Security Analyst III - SOC

As a Security Analyst III, you will be the technical authority within the SOC, leading high-quality investigations and proactive threat hunting to protect the organisation from evolving threats. This hands-on role combines advanced technical expertise with leadership, coaching analysts, driving SOC maturity, and optimising tools and processes to set the standard for excellence across the team.

You will act as a role model for SOC Analysts, coaching and guiding them to elevate technical capability and analytical rigour. Beyond day-to-day operations, you will lead maturity objectives, optimise SOC tooling, and identify opportunities for automation, AI integration, and impactful service improvements. You will also play a key role within the CSIRT team, collaborating on major incidents.

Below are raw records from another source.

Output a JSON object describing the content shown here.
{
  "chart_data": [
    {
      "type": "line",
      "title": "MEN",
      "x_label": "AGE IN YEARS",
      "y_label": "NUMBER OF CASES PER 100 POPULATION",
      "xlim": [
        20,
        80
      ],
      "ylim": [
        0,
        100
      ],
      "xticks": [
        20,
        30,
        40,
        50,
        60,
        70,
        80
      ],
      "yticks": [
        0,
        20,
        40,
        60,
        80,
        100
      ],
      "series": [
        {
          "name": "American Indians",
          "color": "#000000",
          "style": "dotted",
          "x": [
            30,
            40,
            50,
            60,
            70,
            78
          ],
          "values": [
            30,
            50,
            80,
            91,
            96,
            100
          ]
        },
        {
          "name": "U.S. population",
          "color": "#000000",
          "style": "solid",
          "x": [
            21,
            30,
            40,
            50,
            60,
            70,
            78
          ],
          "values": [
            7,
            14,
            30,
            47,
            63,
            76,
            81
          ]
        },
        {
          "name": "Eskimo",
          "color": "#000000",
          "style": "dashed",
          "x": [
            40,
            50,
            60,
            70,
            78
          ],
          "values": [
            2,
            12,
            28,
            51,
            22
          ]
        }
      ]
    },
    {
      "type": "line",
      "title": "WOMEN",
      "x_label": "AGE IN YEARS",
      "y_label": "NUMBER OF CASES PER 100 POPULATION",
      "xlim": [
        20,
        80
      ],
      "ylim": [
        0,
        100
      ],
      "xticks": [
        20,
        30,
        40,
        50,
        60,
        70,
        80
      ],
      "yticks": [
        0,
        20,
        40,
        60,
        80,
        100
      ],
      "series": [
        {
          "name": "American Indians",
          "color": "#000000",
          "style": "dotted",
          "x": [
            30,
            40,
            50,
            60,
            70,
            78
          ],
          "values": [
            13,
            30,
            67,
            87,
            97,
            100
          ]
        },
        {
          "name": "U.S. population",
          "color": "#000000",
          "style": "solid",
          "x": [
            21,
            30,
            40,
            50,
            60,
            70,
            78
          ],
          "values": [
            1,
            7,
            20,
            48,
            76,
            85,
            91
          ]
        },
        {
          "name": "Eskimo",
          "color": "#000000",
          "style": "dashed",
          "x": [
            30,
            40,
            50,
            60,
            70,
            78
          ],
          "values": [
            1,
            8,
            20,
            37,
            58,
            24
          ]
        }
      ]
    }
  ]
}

• Deliver high-quality investigative analysis to ensure rapid and accurate incident resolution.
• Act as the escalation point and technical authority for complex SOC investigations.
• Lead proactive threat-hunting initiatives to identify and mitigate emerging threats before they impact the business.
• Role-model analytical excellence and decision-making, setting the benchmark for SOC performance.
• Coach and mentor analysts to build technical depth and confidence across the team.
• Drive SOC maturity objectives, improving processes, tooling, and automation for greater efficiency.
• Enhance SOC tool utilisation, including workflow optimisation.
• Identify and implement automation, AI-driven enhancements, and playbook developments.
• Support CSIRT activities during major incidents, ensuring coordinated and effective response.
• Monitor MSSP performance, ensuring alert triage and investigations meet quality and timeliness standards.

• Over 2 years’ experience working in an internal SOC or 3 years at an MSSP in a senior role.
• Deep knowledge of cybersecurity frameworks: MITRE ATT&CK, Cyber Kill Chain, Incident Response Lifecycle, Pyramid of Pain.
• Expertise in threat hunting and advanced investigative analysis.
• Deep understanding of attacker tactics, techniques, and procedures (TTPs) and threat actor behaviours.
• Proficiency in SIEM/XDR platforms and tuning detection logic, use cases, and alert optimisation.
• Advanced querying and scripting skills (e.g., KQL, SPL) for data analysis and threat detection.
• Ability to recommend tooling enhancements and process improvements to strengthen SOC capability.
• Practical knowledge of networks, operating systems, and scripting for investigative purposes.
• Experience in leading technical initiatives and driving service maturity improvements.
• Demonstrated ability to coach and develop team members, fostering technical excellence.

Desirable

• GIAC certifications
• Other relevant certifications such as CISSP or CISM will be considered.
• A relevant degree, with professional experience.